Muray (1938) ve Maslow (1968) gibi bilim insanlarının çalışmaları erek kuramına öncülük etmiştir. Özellikle Maslow’un ihtiyaçlar hiyerarşisi bu kuramda önemli görülmektedir (Eryılmaz, 2016).

Şekil 1. Maslow'un İhtiyaçlar Hiyerarşisi

Maslow her insanın aşamalı bir şekilde ihtiyaçlarını doyurduklarını belirtir. Alt basamaktaki ihtiyaçlarını karşılayan insan daha üst basamaktaki ihtiyaçlara geçmeye hazır olmaktadır (Eryılmaz, 2016).

2.1.2.2. Uyum Kuramı

Bu kuramın temel yapısı değişen şartlara alışma ya da uyum sağlamaktır. Uyum kuramı, bireyin hayatında meydana gelen olumlu ya da olumsuz olaylara uyum sağlayarak psikolojik dengenin korunduğunu savunur. Yani bireyler, çok sevindirici ya da üzüntü verici olayların ardından ortaya çıkan mutluluk ve mutsuzluk duygularını uzun süre devam ettirememektedirler. (Diener ve ark., 1999; Aktaran: Cihangir-Çankaya, 2005). Bu kurama göre bireyler ister kendilerini mutlu

edebilecek olaylar yaşasın isterse de mutsuz edebilecek olaylar yaşasın mutluluk ya da mutsuzluğun etkisi geçici olmaktadır. Yani insanlar kendilerine kısa bir süre mutluluk ya da mutsuzluk yaşatan durumlara belli bir sürede uyum sağlayarak alışabilmektedirler (Eryılmaz, 2016).

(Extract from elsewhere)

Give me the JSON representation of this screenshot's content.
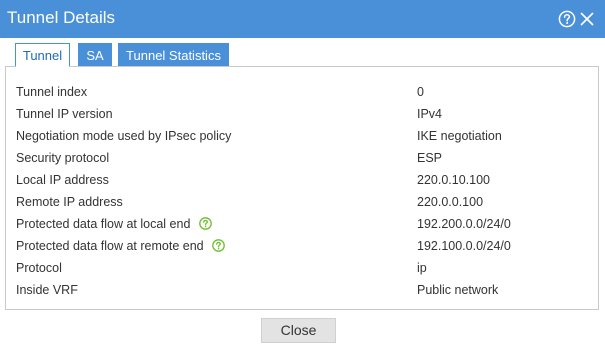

2.1.2.3. Sabit Nokta Kuramı

Bu kurama göre insanların öznel iyi oluş düzeylerini etkileyen temel unsurlar doğuştan gelen genetik faktörler ve buna bağlı olarak gelişen kişilik özellikleridir. (Eryılmaz, 2016).

Sabit nokta kuramına göre her bireyin sabit bir öznel iyi oluş düzeyi vardır ve bu öznel iyi oluş düzeyleri kararlılık göstermektedir. Bu kararlılığın sebebi genetik faktörlerdir. Doğuştan sahip olunan öznel iyi oluş düzeyleri çeşitli yaşam olaylarının etkisiyle değişse de zaman içerisinde tekrardan doğuştan edindiğimiz sabit noktaya geri dönmektedir (Diener, 1984; Aktaran: Yıldırım, 2018).

Sabit nokta kuramı ile uyum kuramı arasında büyük ölçüde benzerlikler olmasına rağmen odak noktaları farklıdır. Sabit nokta kuramında bireylerin mutluluk düzeylerini belirleyen temel faktör genetik yatkınlıktır. Uyum kuramında ise bireylerin mutluluk düzeyleri geçmiş yaşantılardan ve geleceğe yönelik beklentilerden etkilenmektedir (Eryılmaz, 2016).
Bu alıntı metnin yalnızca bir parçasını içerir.